Сенников говорил спокойно, но в его голосе едва заметно пробивались капризные нотки.
— Нет, пониже.
— Но все-таки не в долине?
— Скоро увидите.
— Я почему спрашиваю, товарищ старшина… — все так же капризно тянул Аркадий. — Ведь здесь зимой ветры, говорят, бешеные. И если мы будем на высоте, то…
Пряхин отвечал неохотно, отрывисто, поводя натруженными плечами, и казалось, что он сердится:
— Ничего… Место нам определено на южных скатах. А ветры здесь северные… преимущественно. Понятно? От восточных нас прикроет главный хребет.
— Боюсь, что на таком взлобке все ветры будут… преимущественные, — уже сердито отрубил Сенников и засвистел.
«Почему он такой уверенный в себе? — подумал Губкин. — Всегда скажет последнее слово, всегда сделает все по-своему.
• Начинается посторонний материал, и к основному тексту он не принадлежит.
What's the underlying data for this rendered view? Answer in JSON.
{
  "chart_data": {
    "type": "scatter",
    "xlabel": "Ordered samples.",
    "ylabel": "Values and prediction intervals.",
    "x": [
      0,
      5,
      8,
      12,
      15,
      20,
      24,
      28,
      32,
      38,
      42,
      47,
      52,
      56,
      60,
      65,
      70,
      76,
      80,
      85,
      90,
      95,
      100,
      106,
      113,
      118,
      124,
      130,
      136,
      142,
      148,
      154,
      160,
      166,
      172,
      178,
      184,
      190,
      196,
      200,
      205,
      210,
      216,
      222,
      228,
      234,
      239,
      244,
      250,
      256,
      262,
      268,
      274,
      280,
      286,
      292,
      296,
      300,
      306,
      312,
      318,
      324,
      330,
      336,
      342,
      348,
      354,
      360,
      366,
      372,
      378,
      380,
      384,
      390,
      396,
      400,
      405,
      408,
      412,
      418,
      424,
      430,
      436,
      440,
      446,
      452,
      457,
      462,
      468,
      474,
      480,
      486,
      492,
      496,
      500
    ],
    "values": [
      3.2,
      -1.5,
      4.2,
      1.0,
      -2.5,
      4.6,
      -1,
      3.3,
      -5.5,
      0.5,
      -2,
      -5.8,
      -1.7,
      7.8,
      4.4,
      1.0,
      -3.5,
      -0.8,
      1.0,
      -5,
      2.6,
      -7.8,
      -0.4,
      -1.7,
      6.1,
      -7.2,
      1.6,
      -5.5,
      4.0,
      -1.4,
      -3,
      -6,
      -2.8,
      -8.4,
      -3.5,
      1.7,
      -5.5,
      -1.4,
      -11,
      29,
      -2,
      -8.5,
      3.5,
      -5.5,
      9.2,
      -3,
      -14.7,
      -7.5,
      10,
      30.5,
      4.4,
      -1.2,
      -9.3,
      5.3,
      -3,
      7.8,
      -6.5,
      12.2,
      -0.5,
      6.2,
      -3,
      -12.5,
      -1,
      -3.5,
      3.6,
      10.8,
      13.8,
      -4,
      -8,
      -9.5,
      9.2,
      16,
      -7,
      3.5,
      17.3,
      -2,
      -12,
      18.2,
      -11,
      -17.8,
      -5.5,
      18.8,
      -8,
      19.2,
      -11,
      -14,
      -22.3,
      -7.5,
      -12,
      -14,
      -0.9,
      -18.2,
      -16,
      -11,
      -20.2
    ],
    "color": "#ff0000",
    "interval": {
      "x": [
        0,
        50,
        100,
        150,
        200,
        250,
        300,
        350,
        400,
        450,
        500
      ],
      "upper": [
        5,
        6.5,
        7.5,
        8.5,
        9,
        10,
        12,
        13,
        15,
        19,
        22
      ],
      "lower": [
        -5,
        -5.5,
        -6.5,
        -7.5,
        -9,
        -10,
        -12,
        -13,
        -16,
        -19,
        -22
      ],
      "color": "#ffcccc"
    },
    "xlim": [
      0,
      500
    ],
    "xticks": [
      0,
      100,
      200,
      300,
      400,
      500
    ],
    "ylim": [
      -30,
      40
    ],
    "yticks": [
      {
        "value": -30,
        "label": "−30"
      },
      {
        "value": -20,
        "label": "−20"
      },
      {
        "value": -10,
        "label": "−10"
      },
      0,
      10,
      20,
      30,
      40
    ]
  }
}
И за себя постоять умеет. А я обязательно застесняюсь или струшу. И в школе я какой-то не такой был… Даже в футбол не играл. — Саша вздохнул и опять взглянул на сизый дымок, который так же ровно тянулся вверх. — Вот ведь живут люди в настоящей тайге и ничего не боятся, а мне, когда назначили идти на пост, стало страшно. А почему? Ведь я же ничего еще не знал, а все равно сердце сжалось. А здесь красиво».
Шуршала опадающая листва, всхрапывала лошадь, мягко поскрипывала двуколка.